Most students don’t take the beginning of the semester seriously, but you should
Syllabus week – the first week of classes that’s known for its slow pace and easy curriculum. You’re just getting back into the swing of school and you’re not too worried – I mean, how much could go wrong in the first week back?
A lot, actually.
Think about it. You don’t grab your textbook until the first weekend rolls around because the campus bookstore is crazy or you ordered it online. Even though it’s only the first week, your teacher has assigned readings the second and third day of class. You do one of them in time for the next class, and now, you’re permanently playing catch up just because you didn’t grab the book.
Maybe you even miss class because who cares, how much could professors possibly be teaching the first week? You’ve got better things to do, like spruce up your room or finish the Netflix series you started over break and didn’t binge-watch quickly enough. What you didn’t realize is that you don’t know anyone in the class and your professor explained something about your grade or the way the class works that isn’t in your syllabus.
The worst-case scenario would be that you went to class, didn’t really pay attention and just sit in the room the first few weeks. The first test rolls around and suddenly it dawns on you – you hate this material, don’t understand it and now you’re forced to cram this information into your head since you already missed the add-drop date.
Most students don’t take the first few weeks seriously because they feel they have the rest of the semester to do the bulk of their work.
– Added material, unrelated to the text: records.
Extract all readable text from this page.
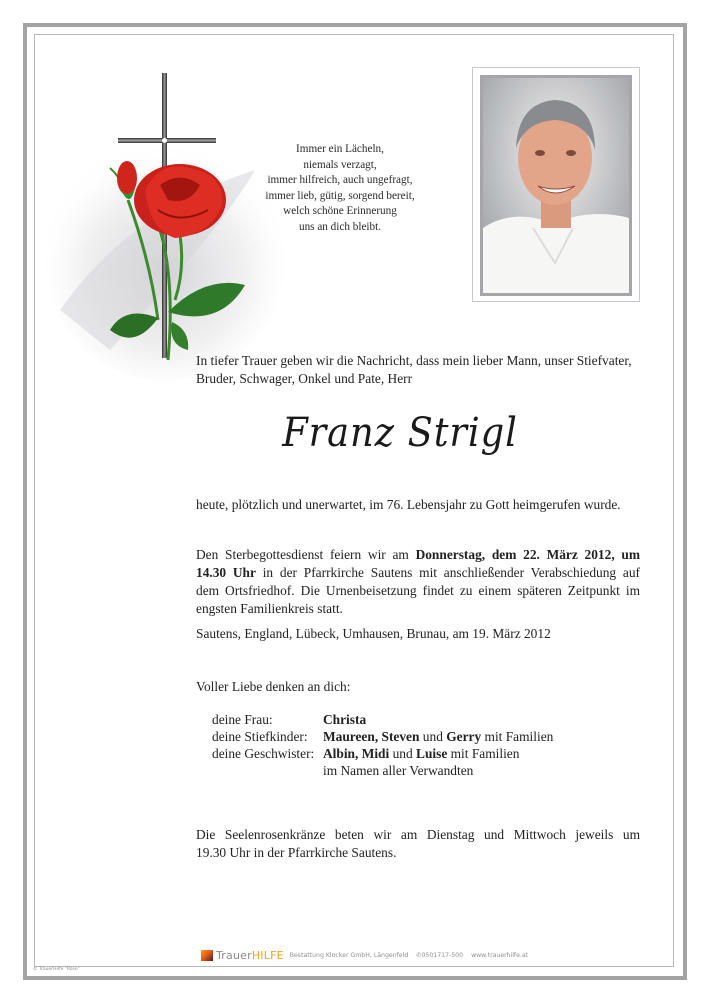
Immer ein Lächeln,
niemals verzagt,
immer hilfreich, auch ungefragt,
immer lieb, gütig, sorgend bereit,
welch schöne Erinnerung
uns an dich bleibt.
In tiefer Trauer geben wir die Nachricht, dass mein lieber Mann, unser Stiefvater,
Bruder, Schwager, Onkel und Pate, Herr
Franz Strigl
heute, plötzlich und unerwartet, im 76. Lebensjahr zu Gott heimgerufen wurde.
Den Sterbegottesdienst feiern wir am Donnerstag, dem 22. März 2012, um
14.30 Uhr in der Pfarrkirche Sautens mit anschließender Verabschiedung auf
dem Ortsfriedhof. Die Urnenbeisetzung findet zu einem späteren Zeitpunkt im
engsten Familienkreis statt.
Sautens, England, Lübeck, Umhausen, Brunau, am 19. März 2012
Voller Liebe denken an dich:
deine Frau:	Christa
deine Stiefkinder:	Maureen, Steven und Gerry mit Familien
deine Geschwister: Albin, Midi und Luise mit Familien
im Namen aller Verwandten
Die Seelenrosenkränze beten wir am Dienstag und Mittwoch jeweils um
19.30 Uhr in der Pfarrkirche Sautens.
Trauer HILFE Bestattung Klocker GmbH, Längenfeld ✆0501717-500 www.trauerhilfe.at
© TrauerHilfe "Rose"
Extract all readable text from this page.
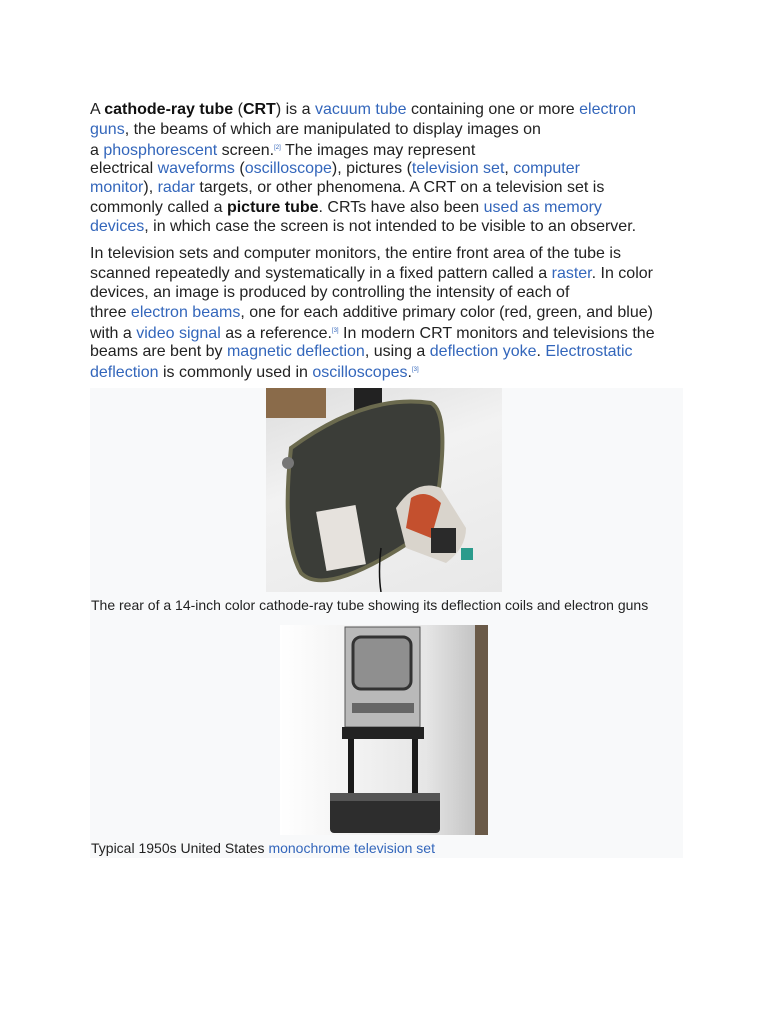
A cathode-ray tube (CRT) is a vacuum tube containing one or more electron
guns, the beams of which are manipulated to display images on
a phosphorescent screen.[2] The images may represent
electrical waveforms (oscilloscope), pictures (television set, computer
monitor), radar targets, or other phenomena. A CRT on a television set is
commonly called a picture tube. CRTs have also been used as memory
devices, in which case the screen is not intended to be visible to an observer.
In television sets and computer monitors, the entire front area of the tube is
scanned repeatedly and systematically in a fixed pattern called a raster. In color
devices, an image is produced by controlling the intensity of each of
three electron beams, one for each additive primary color (red, green, and blue)
with a video signal as a reference.[3] In modern CRT monitors and televisions the
beams are bent by magnetic deflection, using a deflection yoke. Electrostatic
deflection is commonly used in oscilloscopes.[3]
The rear of a 14-inch color cathode-ray tube showing its deflection coils and electron guns
Typical 1950s United States monochrome television set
After having six weeks off – which, it doesn’t matter how much you love being home, is way too long – it takes time to get back into the routine of school.
It’s almost as if we forget in this time how much work school itself can be. Most students take around 15 credits, or five classes that they have to keep up with. Many, on top of this, have jobs, are part of clubs or juggle some combination of the two. It’s a difficult schedule to balance for anyone and it takes time to master the art of multitasking.
Before you wallow in regret, it’s not too late to fix the mistakes of past you.
It can be hard, but being proactive is really the key to killing the semester.
Shop around the first couple of weeks in your classes – make sure that you’re really interested in them and if not, make sure you definitely have to take them.
Take the first weekend or two to get ahead on your work. Eventually, there will be really fun or exciting things to do on the weekend and those aren’t going to be the ones you want to spend with your books.
Make friends now. If you don’t already know people in your class, get to know someone. This person probably shares some similar interests since they are taking the same class as you are. It’s always awkward the first few weeks, but what’s more awkward is when the professor decides you need to partner up and you’re looking down at your shoes. And if there’s something you’re confused about and the professor has explained it to you countless times, it may become clearer if you hear it from a peer.
This is probably advice you’ve heard a million times you don’t feel you need. But take a moment and reevaluate.
Why did you fail that class last semester? Is it because you truly didn’t understand the material or because you slacked off on the easy, early-semester assignments?
Maybe you’re someone who works best under pressure or you’re an awesome test-taker and never have to worry about those grades.
But most people aren’t.
Improve your chances to succeed and don’t slack now – save that for a week in the middle of the semester when you get lucky. Don’t leave yourself a lot of work at the end – instead, give yourself a well-deserved break by doing the work now.